If you get up and keep focusing every time you mess up a practice test, if you try harder every time you make a silly mistake or forget to convert your minutes answer into seconds, if your only solution to the mistakes you make is to work harder and keep going even when the world tells you to stop… then going for a perfect ACT score is for you.

All you need is that mindset and motivation to keep you going, and you’ll be as talented, strong-willed, and as fast as the people who are ‘good’ at math or the professionals who are masters at their fields. If you can honestly say that a perfect ACT score is do or die and you will do any amount of work to get it, then you can get a perfect score.

Never give up, that’s the best skill you can bring to the test and the mantra you can use while preparing it. Never stop trying.

In conclusion

Spend time on your weaknesses, not just fixing them, but also moving to make yourself completely immune to them. Figure out how and why you are making a mistake, and then ensure you will never make that mistake again. Work with a timer and understand the time limitations you will be under so you will have ample time to answer every question, and you’ll know which questions to skip and then work on once you have finished the text and have more time.

Spend about three to five minutes on the scantron. It might not seem super important, but a messed up scantron could cause some serious problems and a mistake there could ruin your score.

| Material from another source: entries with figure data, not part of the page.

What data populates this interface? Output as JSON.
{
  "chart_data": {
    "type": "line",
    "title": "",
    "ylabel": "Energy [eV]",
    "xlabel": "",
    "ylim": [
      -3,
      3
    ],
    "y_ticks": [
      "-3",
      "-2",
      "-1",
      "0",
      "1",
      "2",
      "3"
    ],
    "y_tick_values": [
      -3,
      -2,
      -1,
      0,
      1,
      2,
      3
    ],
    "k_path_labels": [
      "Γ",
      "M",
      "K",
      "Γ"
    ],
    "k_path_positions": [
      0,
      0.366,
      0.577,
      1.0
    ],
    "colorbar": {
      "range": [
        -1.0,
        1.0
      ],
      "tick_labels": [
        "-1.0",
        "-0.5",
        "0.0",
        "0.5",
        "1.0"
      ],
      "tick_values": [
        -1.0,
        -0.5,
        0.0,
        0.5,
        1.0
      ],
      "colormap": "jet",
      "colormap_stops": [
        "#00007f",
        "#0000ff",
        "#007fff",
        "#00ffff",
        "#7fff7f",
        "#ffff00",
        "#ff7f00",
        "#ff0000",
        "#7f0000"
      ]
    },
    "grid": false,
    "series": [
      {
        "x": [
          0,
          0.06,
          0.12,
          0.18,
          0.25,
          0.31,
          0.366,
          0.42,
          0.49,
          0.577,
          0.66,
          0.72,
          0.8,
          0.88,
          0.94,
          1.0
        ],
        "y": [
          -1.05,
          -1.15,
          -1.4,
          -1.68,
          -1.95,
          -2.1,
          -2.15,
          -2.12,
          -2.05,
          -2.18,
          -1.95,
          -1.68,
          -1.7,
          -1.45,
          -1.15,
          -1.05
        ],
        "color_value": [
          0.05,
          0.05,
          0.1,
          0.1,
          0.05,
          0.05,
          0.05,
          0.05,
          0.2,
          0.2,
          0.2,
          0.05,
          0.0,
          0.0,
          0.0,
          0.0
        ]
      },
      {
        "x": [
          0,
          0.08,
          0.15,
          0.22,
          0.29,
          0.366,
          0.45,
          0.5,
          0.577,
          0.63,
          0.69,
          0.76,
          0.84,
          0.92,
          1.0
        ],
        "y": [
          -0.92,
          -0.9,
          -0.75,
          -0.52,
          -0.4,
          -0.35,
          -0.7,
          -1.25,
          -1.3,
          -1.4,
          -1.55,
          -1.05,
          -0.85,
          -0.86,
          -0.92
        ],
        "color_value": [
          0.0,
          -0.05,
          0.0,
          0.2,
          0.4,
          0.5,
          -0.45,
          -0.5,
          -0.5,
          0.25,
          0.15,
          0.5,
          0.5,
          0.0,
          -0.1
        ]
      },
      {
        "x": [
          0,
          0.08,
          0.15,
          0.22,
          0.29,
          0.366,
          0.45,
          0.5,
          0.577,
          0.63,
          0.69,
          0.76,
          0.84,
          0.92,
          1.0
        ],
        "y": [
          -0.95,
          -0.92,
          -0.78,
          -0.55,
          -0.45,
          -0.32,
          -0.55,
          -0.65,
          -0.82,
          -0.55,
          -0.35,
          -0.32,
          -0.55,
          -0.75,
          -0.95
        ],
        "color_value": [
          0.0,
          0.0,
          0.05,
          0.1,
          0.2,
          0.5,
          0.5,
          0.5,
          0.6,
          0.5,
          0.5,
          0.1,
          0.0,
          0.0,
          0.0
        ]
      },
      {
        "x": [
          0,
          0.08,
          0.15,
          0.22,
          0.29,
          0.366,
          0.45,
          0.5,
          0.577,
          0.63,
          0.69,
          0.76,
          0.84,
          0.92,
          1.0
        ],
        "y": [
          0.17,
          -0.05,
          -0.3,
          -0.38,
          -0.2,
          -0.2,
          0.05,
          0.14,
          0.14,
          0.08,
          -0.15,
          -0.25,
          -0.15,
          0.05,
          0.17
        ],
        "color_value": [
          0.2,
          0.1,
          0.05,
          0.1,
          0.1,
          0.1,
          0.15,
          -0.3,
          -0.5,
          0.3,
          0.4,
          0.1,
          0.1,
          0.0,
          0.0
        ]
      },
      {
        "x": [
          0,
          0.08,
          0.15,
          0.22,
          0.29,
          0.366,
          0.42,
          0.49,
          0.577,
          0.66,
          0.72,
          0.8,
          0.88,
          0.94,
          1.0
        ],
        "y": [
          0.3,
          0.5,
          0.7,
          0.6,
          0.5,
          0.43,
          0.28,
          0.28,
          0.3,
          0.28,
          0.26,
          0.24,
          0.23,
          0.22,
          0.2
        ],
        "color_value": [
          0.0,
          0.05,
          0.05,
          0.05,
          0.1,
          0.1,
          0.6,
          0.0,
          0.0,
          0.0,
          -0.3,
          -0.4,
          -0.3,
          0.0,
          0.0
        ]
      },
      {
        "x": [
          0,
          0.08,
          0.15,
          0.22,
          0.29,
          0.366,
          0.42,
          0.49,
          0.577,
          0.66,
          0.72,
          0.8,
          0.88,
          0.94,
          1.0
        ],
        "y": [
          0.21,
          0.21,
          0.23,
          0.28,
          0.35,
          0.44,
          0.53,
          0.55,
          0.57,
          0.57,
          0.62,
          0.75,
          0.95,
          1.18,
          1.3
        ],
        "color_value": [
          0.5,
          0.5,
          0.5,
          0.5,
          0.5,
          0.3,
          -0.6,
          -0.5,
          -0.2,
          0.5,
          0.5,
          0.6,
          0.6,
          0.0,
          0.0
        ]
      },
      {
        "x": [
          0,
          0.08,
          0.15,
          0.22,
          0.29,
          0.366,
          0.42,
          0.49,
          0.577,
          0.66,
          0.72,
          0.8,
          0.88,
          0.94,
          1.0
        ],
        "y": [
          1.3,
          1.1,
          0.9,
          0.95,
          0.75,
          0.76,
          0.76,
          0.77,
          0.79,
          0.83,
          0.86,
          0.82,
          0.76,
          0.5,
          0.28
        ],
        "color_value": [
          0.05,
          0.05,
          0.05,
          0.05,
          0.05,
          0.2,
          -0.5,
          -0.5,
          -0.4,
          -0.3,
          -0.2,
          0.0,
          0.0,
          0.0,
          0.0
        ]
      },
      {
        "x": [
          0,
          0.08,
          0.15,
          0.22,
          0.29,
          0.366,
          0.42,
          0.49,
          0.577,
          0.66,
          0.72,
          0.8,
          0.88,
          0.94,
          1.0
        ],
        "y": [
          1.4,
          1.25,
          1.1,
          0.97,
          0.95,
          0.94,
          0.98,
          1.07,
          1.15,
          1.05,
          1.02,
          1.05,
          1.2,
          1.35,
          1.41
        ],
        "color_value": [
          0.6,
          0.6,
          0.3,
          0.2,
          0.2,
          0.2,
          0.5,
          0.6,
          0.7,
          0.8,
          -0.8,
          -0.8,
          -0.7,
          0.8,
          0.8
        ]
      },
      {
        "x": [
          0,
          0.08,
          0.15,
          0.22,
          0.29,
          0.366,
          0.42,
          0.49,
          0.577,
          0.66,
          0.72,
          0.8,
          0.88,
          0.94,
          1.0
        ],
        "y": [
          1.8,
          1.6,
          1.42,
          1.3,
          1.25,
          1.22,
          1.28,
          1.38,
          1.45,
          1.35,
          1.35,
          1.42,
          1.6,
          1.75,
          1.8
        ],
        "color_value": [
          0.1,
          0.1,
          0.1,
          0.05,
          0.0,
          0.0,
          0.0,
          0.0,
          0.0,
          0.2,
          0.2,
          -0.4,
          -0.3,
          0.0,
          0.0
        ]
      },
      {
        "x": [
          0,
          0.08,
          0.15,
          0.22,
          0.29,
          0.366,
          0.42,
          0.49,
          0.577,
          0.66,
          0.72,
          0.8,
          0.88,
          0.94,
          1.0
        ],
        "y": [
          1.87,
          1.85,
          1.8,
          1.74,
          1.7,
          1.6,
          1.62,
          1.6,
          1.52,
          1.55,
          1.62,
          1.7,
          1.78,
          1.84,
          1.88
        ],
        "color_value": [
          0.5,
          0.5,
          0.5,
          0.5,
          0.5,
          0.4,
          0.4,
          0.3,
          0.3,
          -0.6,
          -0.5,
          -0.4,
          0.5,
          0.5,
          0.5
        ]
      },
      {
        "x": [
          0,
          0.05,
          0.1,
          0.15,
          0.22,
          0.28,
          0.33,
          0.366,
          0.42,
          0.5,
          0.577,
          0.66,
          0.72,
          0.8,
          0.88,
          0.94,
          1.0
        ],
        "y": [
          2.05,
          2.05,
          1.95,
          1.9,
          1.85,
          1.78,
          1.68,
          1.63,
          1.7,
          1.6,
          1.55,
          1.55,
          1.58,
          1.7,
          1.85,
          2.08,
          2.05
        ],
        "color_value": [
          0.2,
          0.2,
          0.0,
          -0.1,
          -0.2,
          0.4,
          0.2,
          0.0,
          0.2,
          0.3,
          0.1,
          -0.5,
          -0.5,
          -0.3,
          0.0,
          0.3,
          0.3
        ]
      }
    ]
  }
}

Taking the time to bubble it in and triple check that you got your answers in the right numbers and bubbles can really take a load off your chest and help you focus.

Finally, always keep working on getting better, and focus on managing your time so you are still sleeping, eating, and relaxing.

Then on test day, be sure to destress, take a deep breath, and know that you have done everything you can to get a perfect score and now you have to show the colleges and the world what you know.